Master configuration

  • master_flavor: an instance flavor for the master (e.g. n1-standard-1)
  • master_disk_size: master disk size in GB

Node configuration

  • node_count: number of Kubernetes nodes to be created
  • node_flavor: an instance flavor for the Kubernetes nodes (e.g. n1-standard-1)
  • node_disk_size: nodes disk size in GB

Edge configuration

  • edge_count: number of egde nodes to be created
  • edge_flavor: an instance flavor for the edge nodes (e.g. n1-standard-1)
  • edge_disk_size: edges disk size in GB

Once you are done with your settings you are ready to bootstrap the cluster using Terraform:

terraform get gce # get required modules (only the first time you deploy)
terraform apply gce # deploy the cluster

If everything goes well, something like the following message will be printed:

Apply complete! Resources: X added, 0 changed, 0 destroyed.

To verify that each node connected to the master you can run:

ansible master -a "kubectl get nodes"

If all of the nodes are not yet connected and in the Ready state, wait a minute and try again. Keep in mind that booting the instances takes a couple of minutes.

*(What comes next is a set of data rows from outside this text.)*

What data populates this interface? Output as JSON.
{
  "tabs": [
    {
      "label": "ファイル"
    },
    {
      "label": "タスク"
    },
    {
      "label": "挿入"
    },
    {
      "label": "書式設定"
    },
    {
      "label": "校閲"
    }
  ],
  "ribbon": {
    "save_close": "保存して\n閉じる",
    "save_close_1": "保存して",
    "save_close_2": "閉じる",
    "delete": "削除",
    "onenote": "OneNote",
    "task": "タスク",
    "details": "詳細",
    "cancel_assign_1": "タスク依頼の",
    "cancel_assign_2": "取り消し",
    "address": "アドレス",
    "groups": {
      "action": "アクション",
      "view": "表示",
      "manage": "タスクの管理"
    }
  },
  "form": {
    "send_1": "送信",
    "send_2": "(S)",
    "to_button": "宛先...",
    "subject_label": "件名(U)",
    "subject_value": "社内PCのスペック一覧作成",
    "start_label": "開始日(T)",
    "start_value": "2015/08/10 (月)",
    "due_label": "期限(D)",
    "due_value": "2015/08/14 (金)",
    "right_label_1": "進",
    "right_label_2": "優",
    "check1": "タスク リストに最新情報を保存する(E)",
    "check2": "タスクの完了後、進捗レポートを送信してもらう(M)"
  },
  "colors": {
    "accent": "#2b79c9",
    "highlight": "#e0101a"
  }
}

Good! Now you have a minimal Kubernetes cluster up and running, and you are ready to install the KubeNow core components.

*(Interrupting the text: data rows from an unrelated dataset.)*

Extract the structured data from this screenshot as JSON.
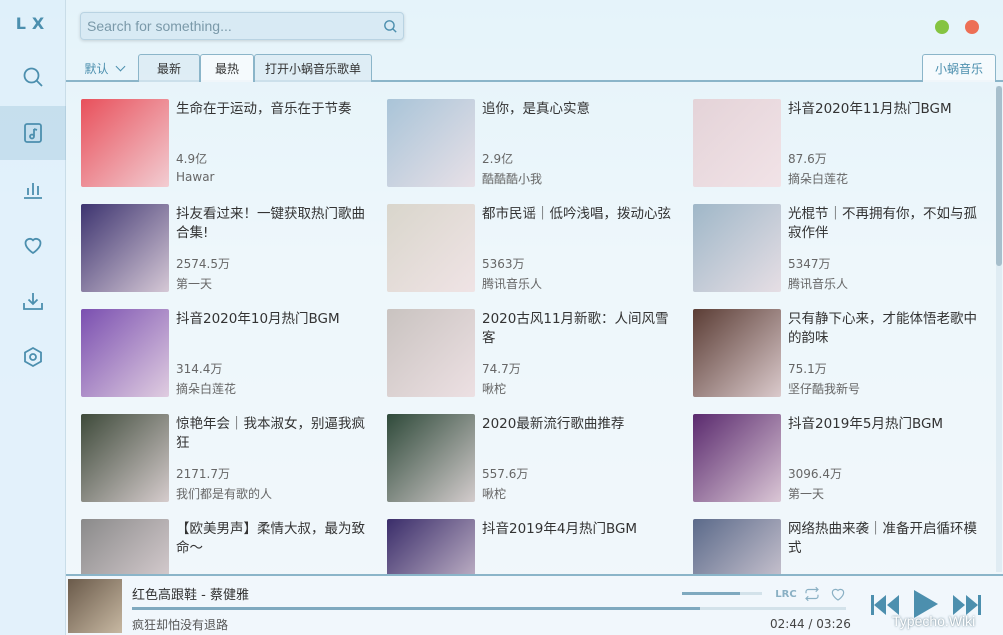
{
  "app": {
    "logo": "LX"
  },
  "sidebar": {
    "items": [
      {
        "icon": "search-icon"
      },
      {
        "icon": "song-list-icon",
        "active": true
      },
      {
        "icon": "chart-icon"
      },
      {
        "icon": "heart-icon"
      },
      {
        "icon": "download-icon"
      },
      {
        "icon": "settings-icon"
      }
    ]
  },
  "search": {
    "placeholder": "Search for something..."
  },
  "tabs": {
    "sort_label": "默认",
    "items": [
      "最新",
      "最热",
      "打开小蜗音乐歌单"
    ],
    "active_index": 1,
    "source": "小蜗音乐"
  },
  "playlists": [
    {
      "title": "生命在于运动，音乐在于节奏",
      "plays": "4.9亿",
      "author": "Hawar",
      "color": "#e8505b"
    },
    {
      "title": "追你，是真心实意",
      "plays": "2.9亿",
      "author": "酷酷酷小我",
      "color": "#a9c4d8"
    },
    {
      "title": "抖音2020年11月热门BGM",
      "plays": "87.6万",
      "author": "摘朵白莲花",
      "color": "#e4d3d8"
    },
    {
      "title": "抖友看过来！一键获取热门歌曲合集!",
      "plays": "2574.5万",
      "author": "第一天",
      "color": "#3d3470"
    },
    {
      "title": "都市民谣｜低吟浅唱，拨动心弦",
      "plays": "5363万",
      "author": "腾讯音乐人",
      "color": "#d9d6cc"
    },
    {
      "title": "光棍节｜不再拥有你，不如与孤寂作伴",
      "plays": "5347万",
      "author": "腾讯音乐人",
      "color": "#9fb7c8"
    },
    {
      "title": "抖音2020年10月热门BGM",
      "plays": "314.4万",
      "author": "摘朵白莲花",
      "color": "#7a4fb0"
    },
    {
      "title": "2020古风11月新歌：人间风雪客",
      "plays": "74.7万",
      "author": "啾柁",
      "color": "#c9c3c0"
    },
    {
      "title": "只有静下心来，才能体悟老歌中的韵味",
      "plays": "75.1万",
      "author": "坚仔酷我新号",
      "color": "#5b3d35"
    },
    {
      "title": "惊艳年会｜我本淑女，别逼我疯狂",
      "plays": "2171.7万",
      "author": "我们都是有歌的人",
      "color": "#3e4a3a"
    },
    {
      "title": "2020最新流行歌曲推荐",
      "plays": "557.6万",
      "author": "啾柁",
      "color": "#2f4a3a"
    },
    {
      "title": "抖音2019年5月热门BGM",
      "plays": "3096.4万",
      "author": "第一天",
      "color": "#5a2a6e"
    },
    {
      "title": "【欧美男声】柔情大叔，最为致命～",
      "plays": "",
      "author": "",
      "color": "#8a8a8a"
    },
    {
      "title": "抖音2019年4月热门BGM",
      "plays": "",
      "author": "",
      "color": "#3a2d6a"
    },
    {
      "title": "网络热曲来袭｜准备开启循环模式",
      "plays": "",
      "author": "",
      "color": "#5b6a8a"
    }
  ],
  "player": {
    "song": "红色高跟鞋 - 蔡健雅",
    "lyric": "疯狂却怕没有退路",
    "time": "02:44 / 03:26",
    "progress": 0.796,
    "volume": 0.72,
    "lrc_label": "LRC",
    "watermark": "Typecho.Wiki",
    "cover_color": "#6a5a4a"
  }
}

Bootstrap on Amazon Web Services (EC2)

Prerequisites

In this section we assume that:

Bootstrap Kubernetes

Now we are going to provision the required virtual infrastructure in AWS (Amazon Web Services) using Terraform. This procedure will inject enough information in each instance, to independently provision itself.

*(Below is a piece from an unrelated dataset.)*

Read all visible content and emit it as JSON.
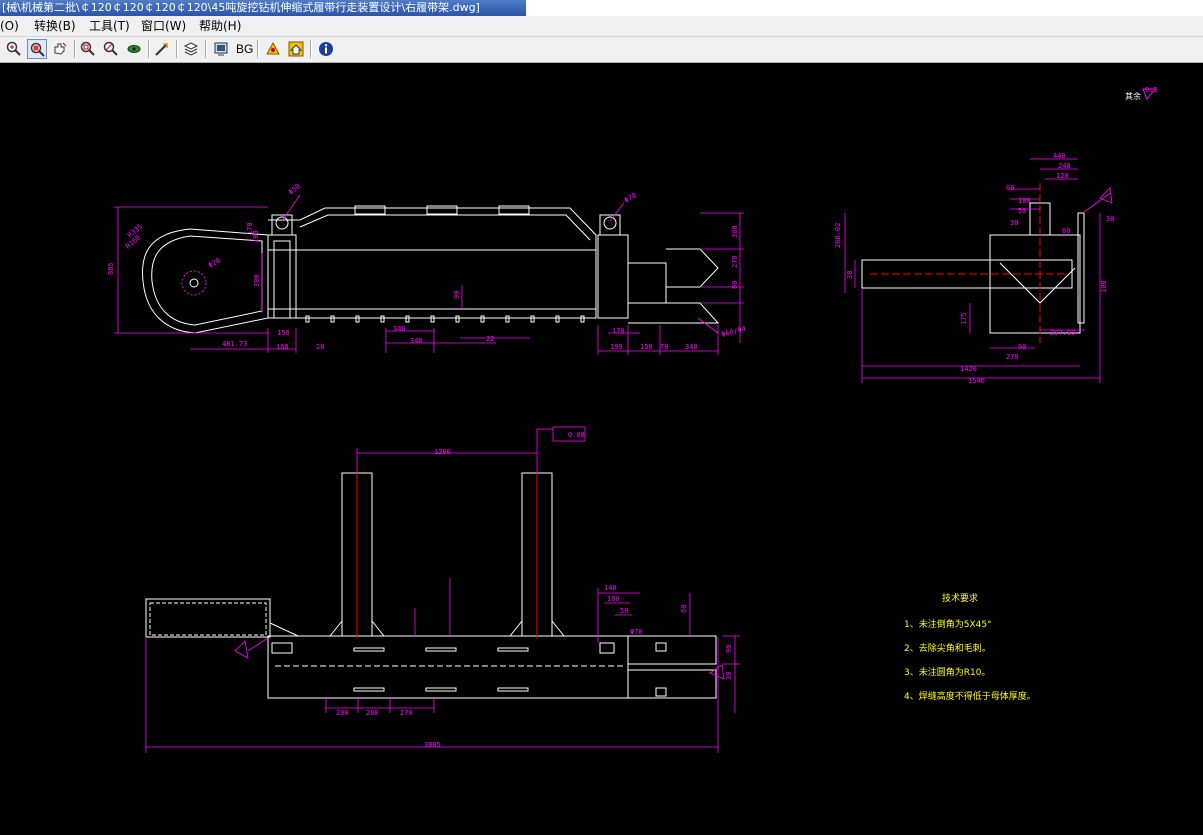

Start by creating a terraform.tfvars file. There is a template that you can use for your convenience: mv terraform.tfvars.aws-template terraform.tfvars. In this configuration file you will need to set:

Cluster configuration

  • cluster_prefix: every resource in your tenancy will be named with this prefix
  • kubenow_image: name of the KubeNow image that you want to use
  • kubeadm_token: a token that will be used by kubeadm, to bootstrap Kubernetes. You can run generate_kubetoken.sh to create a valid one.
  • ssh_key: path to your public ssh-key to be used for ssh node access (e.g. ~/.ssh/id_rsa.pub)
  • aws_region: the region where your cluster will be bootstrapped (e.g. eu-west-1)
    • Warning: the image that you previously selected has to be available in this region
  • availability_zone: an availability zone for your cluster (e.g. eu-west-1a)

Credentials

  • aws_access_key_id: your access key id
  • aws_secret_access_key: your secret access key

Master configuration

  • master_instance_type: an instance type for the master (e.g. t2.medium)
  • master_disk_size: edges disk size in GB

Node configuration

  • node_count: number of Kubernetes nodes to be created
  • node_instance_type: an instance type for the Kubernetes nodes (e.g. t2.medium)
  • node_disk_size: edges disk size in GB

Edge configuration

  • edge_count: number of egde nodes to be created
  • edge_instance_type: an instance type for the edge nodes (e.g. t2.medium)
  • edge_disk_size: edges disk size in GB

Network configuration (optional)

Define the following variables if you want KubeNow to be deployed with an existing VPC and subnet, or security group(s).

  • vpc_id: ID of an existing VPC (to be defined together with subnet_id)
  • subnet_id: ID of an existing subnet (to be defined together with vpc_id)
  • additional_sec_group_ids: list of one or many existing security groups

Once you are done with your settings you are ready to bootstrap the cluster using Terraform:

terraform get aws # get required modules (only the first time you deploy)
terraform apply aws # deploy the cluster

If everything goes well, something like the following message will be printed:

Apply complete! Resources: X added, 0 changed, 0 destroyed.

To verify that each node connected to the master you can run:

ansible master -a "kubectl get nodes"

If all of the nodes are not yet connected and in the Ready state, wait a minute and try again. Keep in mind that booting the instances takes a couple of minutes. Warning if you are using the free tier, the cluster will take a little bit more to bootstrap (~5 minutes).

Good! Now you have a minimal Kubernetes cluster up and running, and you are ready to install the KubeNow core components.